4. Focus on a few activities that the CSOC practices well and avoid the ones it cannot or should not do.
5. Favor staff quality over quantity, employing professionals who are passionate about their jobs, provide a balance of soft and hard skills, and pursue opportunities for growth.
6. Realize the full potential of each technology through careful investment and keen awareness of—and compensation for—each tool’s limitations.
7. Exercise great care in the placement of sensors and collection of data, maximizing signal and minimizing noise.

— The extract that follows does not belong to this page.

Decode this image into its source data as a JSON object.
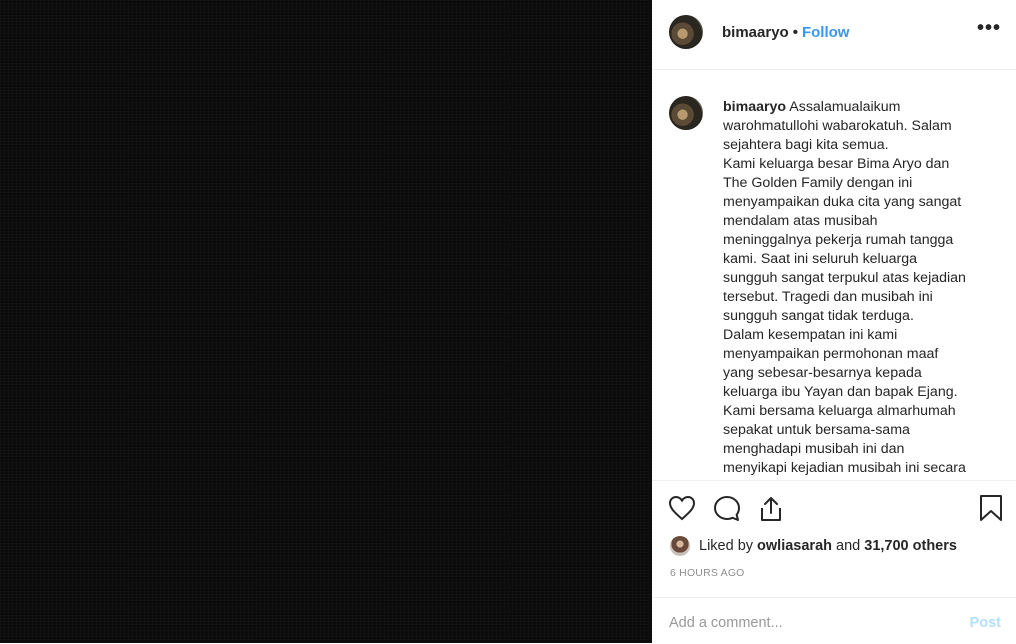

8. Carefully protect CSOC systems, infrastructure, and data while providing transparency and effective communication with constituents.
9. Be a sophisticated consumer and producer of cyber threat intelligence, by creating and trading in cyber threat reporting, incident tips and signatures with other CSOCs.
10. Respond to incidents in a calm, calculated, and professional manner.
In this book, we describe each strategy in detail, including how they crosscut elements of people, process, and technology. We deeply explore specific areas of concern for CSOCs, ranging from how many analysts a CSOC needs to where to place sensor technologies.
本书主要介绍了十种对于信息安全运营
中心(无论规模,提供的服务或是保护的领域)来说都行之有效的策略:
1. CSOC的职能涵盖了事件监测,调查,响应,协调以及计算机网络防御系统的设计开发,运行以及维护。
2. 平衡好CSOC规模相关的能力/敏捷性,这样CSOC才能更好地完成其职能。
3. 给予CSOC足够的权利,在企业部门之间有理有据地高效执行其职能。
4. 让CSOC专注其力所能及的职能,而不是去做一些超出其范围的职能
5. 对于员工的挑选上要着重质量而不是数量,招募那些对自己工作有激情的专业员工,对软,硬件都有平衡的考量,并且提供员工足够的成长空间。
6. 对每一项需要选用的技术或者工具都有深入的认识,既要了解它的全部潜能也要知道它的局限性以及如何弥补其中的局限。
7. 对传感器的部署和调教需要再三修正,已达到较低的信噪比。
8. 悉心保护CSOC的系统,架构和数据,同时部门之间要有透明并高效的沟通
9. 成为一个成熟的网络安全情报的消费者和提供者,创建,交互网络安全情报,与其他CSOC相互交换安全事件特征和特征签名等信息。
10. 对于安全事件的报告要做到冷静,客观,有计划以及专业
本书将对上述的每一点进行更加深入详细的讨论,包括它们如何协调人员,规程和技术三者的关系。我们还会深入地讨论CSOC的一些特定的领域,包括组建CSOC需要多少员工,哪里去部署嗅探设备等等。